Continuing to tweak legacy web browsing security architectures is a losing proposition: It allows insecure access or, when tightened to keep “bad stuff” out, over-blocks access. But given the importance of web and cloud access to worker and overall business productivity, it is a problem that cannot be ignored. Indeed, web and cloud application access is more essential than ever. Over the past decade, the web browser has become the gateway to employee productivity, so it is inconceivable that any organisation -– from industry to local government services to healthcare to education – would seek to restrict, block, or prevent their users’ access to the internet locations they need to get their work done.
IT and security teams that depend on outdated web security architectures are left little choice: They can open up access to allow users to be productive, while knowing that it makes becoming the victim of an attack nearly inevitable.
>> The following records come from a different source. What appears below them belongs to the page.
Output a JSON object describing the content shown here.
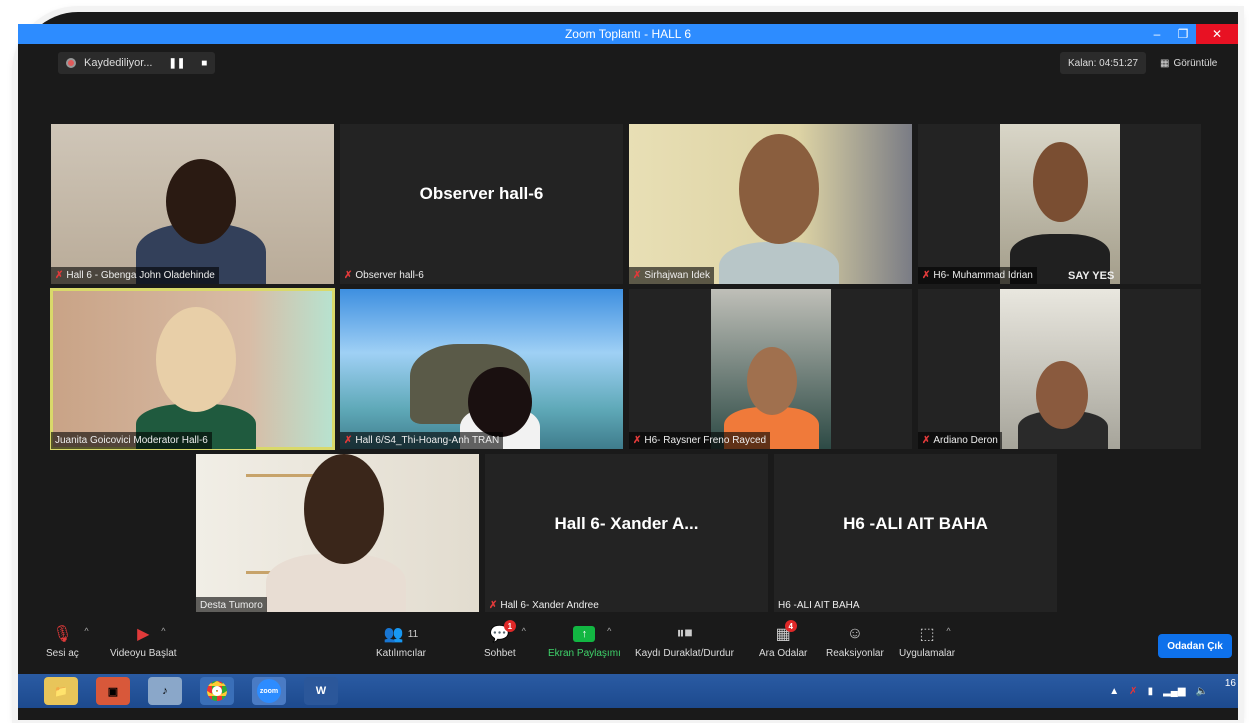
{
  "window": {
    "title": "Zoom Toplantı - HALL 6"
  },
  "top_bar": {
    "recording_label": "Kaydediliyor...",
    "timer": "Kalan: 04:51:27",
    "view_label": "Görüntüle"
  },
  "tiles": [
    {
      "name": "Hall 6 - Gbenga John Oladehinde",
      "muted": true
    },
    {
      "name": "Observer hall-6",
      "display": "Observer hall-6",
      "muted": true
    },
    {
      "name": "Sirhajwan Idek",
      "muted": true
    },
    {
      "name": "H6- Muhammad Idrian",
      "muted": true,
      "shirt_text": "SAY YES"
    },
    {
      "name": "Juanita Goicovici Moderator Hall-6",
      "muted": false
    },
    {
      "name": "Hall 6/S4_Thi-Hoang-Anh TRAN",
      "muted": true
    },
    {
      "name": "H6- Raysner Freno Rayced",
      "muted": true
    },
    {
      "name": "Ardiano Deron",
      "muted": true
    },
    {
      "name": "Desta Tumoro",
      "muted": false
    },
    {
      "name": "Hall 6- Xander Andree",
      "display": "Hall 6- Xander A...",
      "muted": true
    },
    {
      "name": "H6 -ALI AIT BAHA",
      "display": "H6 -ALI AIT BAHA",
      "muted": false
    }
  ],
  "toolbar": {
    "audio_label": "Sesi aç",
    "video_label": "Videoyu Başlat",
    "participants_label": "Katılımcılar",
    "participants_count": "11",
    "chat_label": "Sohbet",
    "chat_badge": "1",
    "share_label": "Ekran Paylaşımı",
    "record_label": "Kaydı Duraklat/Durdur",
    "breakout_label": "Ara Odalar",
    "breakout_badge": "4",
    "reactions_label": "Reaksiyonlar",
    "apps_label": "Uygulamalar",
    "leave_label": "Odadan Çık"
  },
  "taskbar": {
    "zoom_label": "zoom",
    "word_label": "W",
    "clock": "16"
  },
  "colors": {
    "zoom_blue": "#2d8cff",
    "share_green": "#12b642",
    "muted_red": "#e03a3a",
    "active_speaker": "#d9d96a"
  }
}
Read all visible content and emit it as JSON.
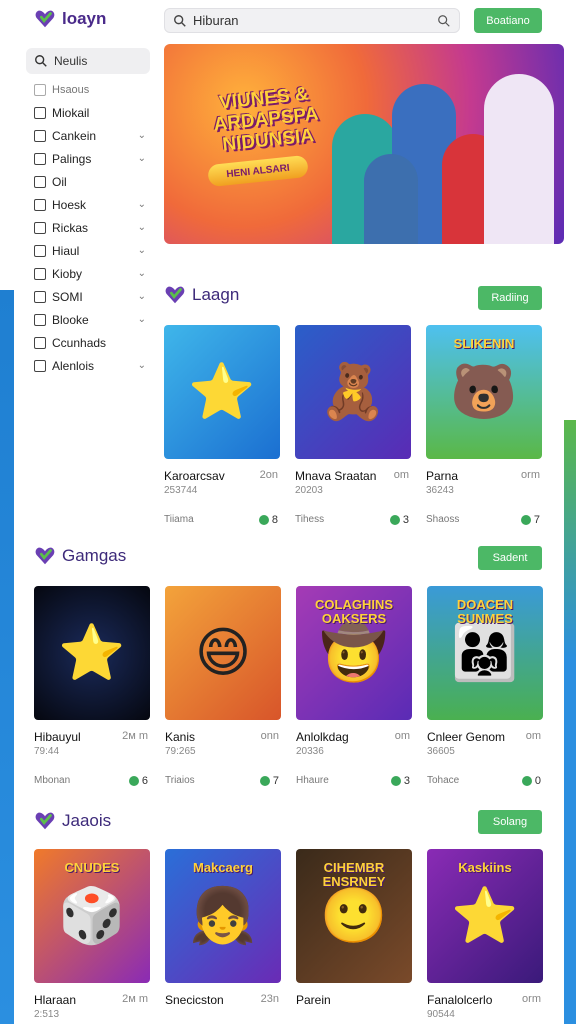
{
  "header": {
    "logo_text": "loayn",
    "search_value": "Hiburan",
    "top_button": "Boatiano"
  },
  "sidebar": {
    "search_value": "Neulis",
    "items": [
      {
        "label": "Hsaous",
        "chevron": false,
        "muted": true
      },
      {
        "label": "Miokail",
        "chevron": false
      },
      {
        "label": "Cankein",
        "chevron": true
      },
      {
        "label": "Palings",
        "chevron": true
      },
      {
        "label": "Oil",
        "chevron": false
      },
      {
        "label": "Hoesk",
        "chevron": true
      },
      {
        "label": "Rickas",
        "chevron": true
      },
      {
        "label": "Hiaul",
        "chevron": true
      },
      {
        "label": "Kioby",
        "chevron": true
      },
      {
        "label": "SOMI",
        "chevron": true
      },
      {
        "label": "Blooke",
        "chevron": true
      },
      {
        "label": "Ccunhads",
        "chevron": false
      },
      {
        "label": "Alenlois",
        "chevron": true
      }
    ]
  },
  "banner": {
    "title": "VIUNES & ARDAPSPA NIDUNSIA",
    "subtitle": "HENI ALSARI"
  },
  "sections": [
    {
      "title": "Laagn",
      "button": "Radiing",
      "cards": [
        {
          "title": "Karoarcsav",
          "right": "2on",
          "sub": "253744",
          "meta": "Tiiama",
          "badge": "8",
          "caption": "",
          "glyph": "⭐"
        },
        {
          "title": "Mnava Sraatan",
          "right": "om",
          "sub": "20203",
          "meta": "Tihess",
          "badge": "3",
          "caption": "",
          "glyph": "🧸"
        },
        {
          "title": "Parna",
          "right": "orm",
          "sub": "36243",
          "meta": "Shaoss",
          "badge": "7",
          "caption": "SLIKENIN",
          "glyph": "🐻"
        }
      ]
    },
    {
      "title": "Gamgas",
      "button": "Sadent",
      "cards": [
        {
          "title": "Hibauyul",
          "right": "2м m",
          "sub": "79:44",
          "meta": "Mbonan",
          "badge": "6",
          "caption": "",
          "glyph": "⭐"
        },
        {
          "title": "Kanis",
          "right": "onn",
          "sub": "79:265",
          "meta": "Triaios",
          "badge": "7",
          "caption": "",
          "glyph": "😄"
        },
        {
          "title": "Anlolkdag",
          "right": "om",
          "sub": "20336",
          "meta": "Hhaure",
          "badge": "3",
          "caption": "COLAGHINS OAKSERS",
          "glyph": "🤠"
        },
        {
          "title": "Cnleer Genom",
          "right": "om",
          "sub": "36605",
          "meta": "Tohace",
          "badge": "0",
          "caption": "DOACEN SUNMES",
          "glyph": "👨‍👩‍👧"
        }
      ]
    },
    {
      "title": "Jaaois",
      "button": "Solang",
      "cards": [
        {
          "title": "Hlaraan",
          "right": "2м m",
          "sub": "2:513",
          "meta": "",
          "badge": "",
          "caption": "CNUDES",
          "glyph": "🎲"
        },
        {
          "title": "Snecicston",
          "right": "23n",
          "sub": "",
          "meta": "",
          "badge": "",
          "caption": "Makcaerg",
          "glyph": "👧"
        },
        {
          "title": "Parein",
          "right": "",
          "sub": "",
          "meta": "",
          "badge": "",
          "caption": "CIHEMBR ENSRNEY",
          "glyph": "🙂"
        },
        {
          "title": "Fanalolcerlo",
          "right": "orm",
          "sub": "90544",
          "meta": "",
          "badge": "",
          "caption": "Kaskiins",
          "glyph": "⭐"
        }
      ]
    }
  ],
  "colors": {
    "accent_green": "#4cb866",
    "brand_purple": "#4a2a8a",
    "side_band_blue": "#2b8fe0"
  }
}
Or they can shut down access to prevent attacks — but also prevent work from getting done. This is the very definition of a lose-lose proposition.
Leading industry analyst firm Forrester, and more recently Gartner, have been promoting a new web browsing architecture based on a Zero Trust concept, advising that organisations should “never trust, always verify.”
My company, Ericom Software, has developed a solution that brings this Zero Trust concept to the web and email. Remote Browser Isolation (RBI) is a Zero Trust cloud-based secure browsing solution, leveraging a modern web browsing architecture that seamlessly moves browsing activity from the local endpoint to a cloud-based virtual browser located in an isolated container. Only safe rendering data and images get streamed to the endpoint browser, where users interact with websites and web apps exactly as they are accustomed to. Each browsing session runs in its own virtual container, and all content from the web, including potential exploits remains there and is deleted at the end of the session. Ericom’s RBI solution can be integrated with an organisation’s current Next Generation Firewall (NGFW) or Secure Web Gateway (SWG) proxies to improve their security risk posture, adding a zero trust web browsing architecture that will reduce or eliminate browser-based exploits.
If the Hackney Council attack was indeed caused by a browser-based exploit such as web delivered ransomware, a zero day triggered by a phishing URL, or an infected document download, remote browser isolation would have completely prevented it from occurring. Indeed, there would be no indication that an attack had even been thwarted, since the exploit would have been destroyed along with all of the content in the cloud-based container, with no one the wiser. The inconvenience of services being down, and the as-yet-unknown damage resulting from theft and potential exposure of personal data, could have all been avoided.
This sums up the business case for Zero Trust Web Browsing. You can close your eyes, cross your fingers, turn out the lights, and hope your organisation will not replace the Hackney Council as a cybersecurity headline for weeks and weeks. Or you can open your eyes and see that it is time to address legacy web browsing architectures prone to cyberattack. Adopting a Zero Trust web browsing concept using a Remote Browser Isolation (RBI) architecture enables the safe web browsing that all organisations need and, when implemented correctly, can eliminate – yes, eliminate — these increasingly common browser-based exploits.